Compared with baseline DBP of 80 to 89 mm Hg, DBP under 60 mm Hg was associated with a 2.2-fold greater odds (P = .01) of high-sensitivity cardiac troponin-T levels equal to or exceeding 14 ng per mL during the same visit – indicating prevalent myocardial damage – even after controlling for race, sex, body mass index, smoking and alcohol use, triglyceride and cholesterol levels, diabetes, glomerular filtration rate, and use of antihypertensives and lipid-lowering drugs, said the researchers. The odds of myocardial damage remained increased even when DBP was 60 to 69 mm Hg (odds ratio, 1.5; P = .05). Low DBP also was associated with myocardial damage at any given systolic blood pressure.
Furthermore, low DBP significantly increased the risk of progressively worsening myocardial damage, as indicated by a rising annual change in high-sensitivity cardiac troponin-T levels over 6 years. The association was significant as long as DBP was under 80 mm Hg, but was strongest when DBP was less than 60 mm Hg. Diastolic blood pressure under 60 mm Hg also significantly increased the chances of incident CHD and death, but not stroke.
Low DBP was most strongly linked to subclinical myocardial damage and incident CHD when systolic blood pressure was at least 120 mm Hg, indicating elevated pulse pressure, the researchers reported. Systolic pressure is “the main determinant of cardiac afterload and, thus, a primary driver of myocardial energy requirements,” while low DBP reduces myocardial energy supply, they noted. Therefore, high pulse pressure would lead to the greatest mismatch between myocardial energy demand and supply.

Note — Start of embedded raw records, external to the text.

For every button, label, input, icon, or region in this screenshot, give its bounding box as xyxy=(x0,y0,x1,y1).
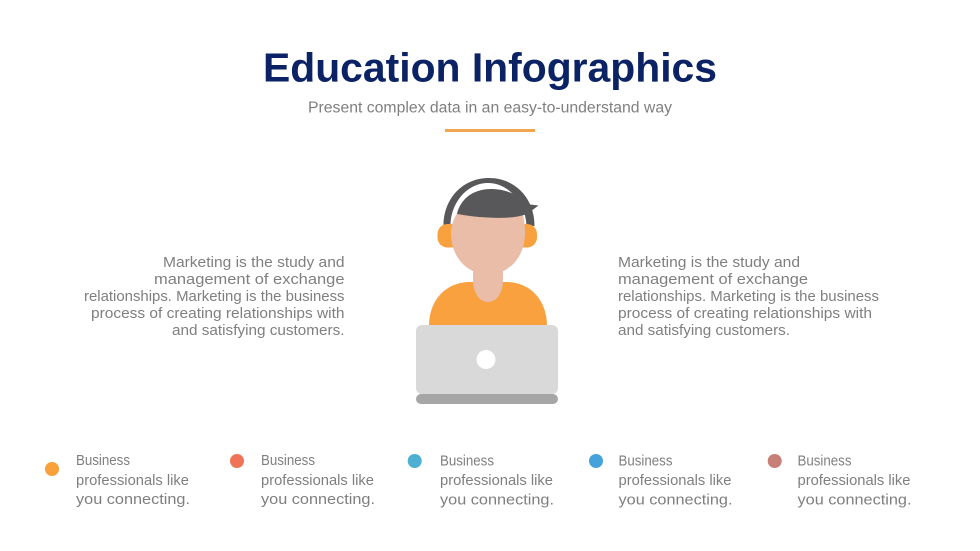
icon: orange dot xyxy=(45,462,59,476)
icon: laptop body xyxy=(416,325,558,394)
icon: shirt xyxy=(429,282,547,326)
legend text 1: Business xyxy=(76,452,130,469)
legend item 5 xyxy=(768,452,912,508)
icon: dusty rose dot xyxy=(768,454,782,468)
icon: headband xyxy=(444,178,534,226)
legend item 3 xyxy=(408,452,554,508)
legend text 5: professionals like xyxy=(798,472,910,489)
text block: left description: relationships. Marketing is the business xyxy=(84,288,345,305)
legend text 5: you connecting. xyxy=(798,492,912,508)
title underline xyxy=(445,129,535,132)
icon: right ear cup xyxy=(513,224,537,248)
legend text 2 xyxy=(261,452,375,508)
text block: left description xyxy=(84,254,345,339)
legend item 1 xyxy=(45,452,190,508)
text block: right description: Marketing is the study and xyxy=(618,254,800,271)
text block: right description xyxy=(618,254,879,339)
icon: laptop base xyxy=(416,394,558,404)
legend text 3: professionals like xyxy=(440,472,553,489)
icon: coral dot xyxy=(230,454,244,468)
icon: left ear cup xyxy=(438,224,462,248)
legend text 1: professionals like xyxy=(76,472,189,489)
legend text 4: Business xyxy=(618,452,673,470)
legend text 2: Business xyxy=(261,452,315,469)
legend text 1: you connecting. xyxy=(76,491,190,508)
legend text 4: professionals like xyxy=(618,472,732,489)
subtitle: Present complex data in an easy-to-understand way xyxy=(308,100,672,116)
icon: neck xyxy=(473,262,503,302)
legend text 5 xyxy=(798,452,912,508)
legend text 3 xyxy=(440,452,554,508)
text block: right description: relationships. Marketing is the business xyxy=(618,288,879,305)
text block: left description: and satisfying customers. xyxy=(172,322,344,339)
legend item 2 xyxy=(230,452,375,508)
title: Education Infographics xyxy=(263,44,717,90)
icon: blue dot xyxy=(589,454,603,468)
legend text 1 xyxy=(76,452,190,508)
legend text 5: Business xyxy=(798,452,852,470)
legend item 4 xyxy=(589,452,732,508)
text block: left description: Marketing is the study and xyxy=(163,254,344,271)
icon: teal dot xyxy=(408,454,422,468)
legend text 4 xyxy=(618,452,732,508)
icon: laptop logo xyxy=(476,350,496,369)
text block: right description: management of exchange xyxy=(618,271,808,288)
text block: right description: process of creating relationships with xyxy=(618,305,872,322)
illustration: person with headphones and laptop xyxy=(416,178,558,404)
text block: left description: process of creating relationships with xyxy=(91,305,344,322)
legend text 3: Business xyxy=(440,452,494,470)
text block: right description: and satisfying customers. xyxy=(618,322,790,339)
legend text 2: you connecting. xyxy=(261,491,375,508)
icon: hair xyxy=(457,189,538,218)
icon: face xyxy=(451,212,525,274)
legend text 3: you connecting. xyxy=(440,492,554,508)
text block: left description: management of exchange xyxy=(154,271,344,288)
legend text 4: you connecting. xyxy=(618,492,732,508)
legend text 2: professionals like xyxy=(261,472,374,489)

“Among patients being treated to SBP goals of 140 mm Hg or lower, attention may need to be paid not only to SBP, but also, importantly, to achieved DBP. Diastolic and systolic BP are inextricably linked, and our results highlighted the importance of not ignoring the former and focusing only on the latter, instead emphasizing the need to consider both in the optimal treatment of adults with hypertension.,”

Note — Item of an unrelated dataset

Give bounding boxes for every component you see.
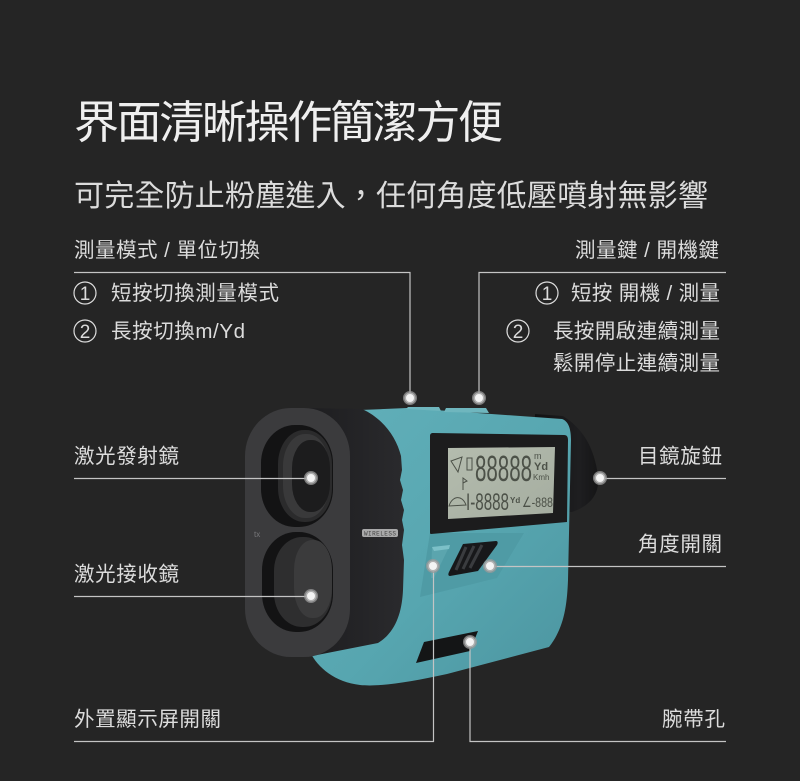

The study was supported by the National Institutes of Health/National Institute of Diabetes and Digestive and Kidney Diseases and by the National Heart, Lung, and Blood Institute. Roche Diagnostics provided reagents for the cardiac troponin assays. Dr. McEvoy had no disclosures. One author disclosed ties to Roche; one author disclosed ties to Roche, Abbott Diagnostics, and several other relevant companies; and two authors are coinvestigators on a provisional patent filed by Roche for use of biomarkers in predicting heart failure. The other four authors had no disclosures.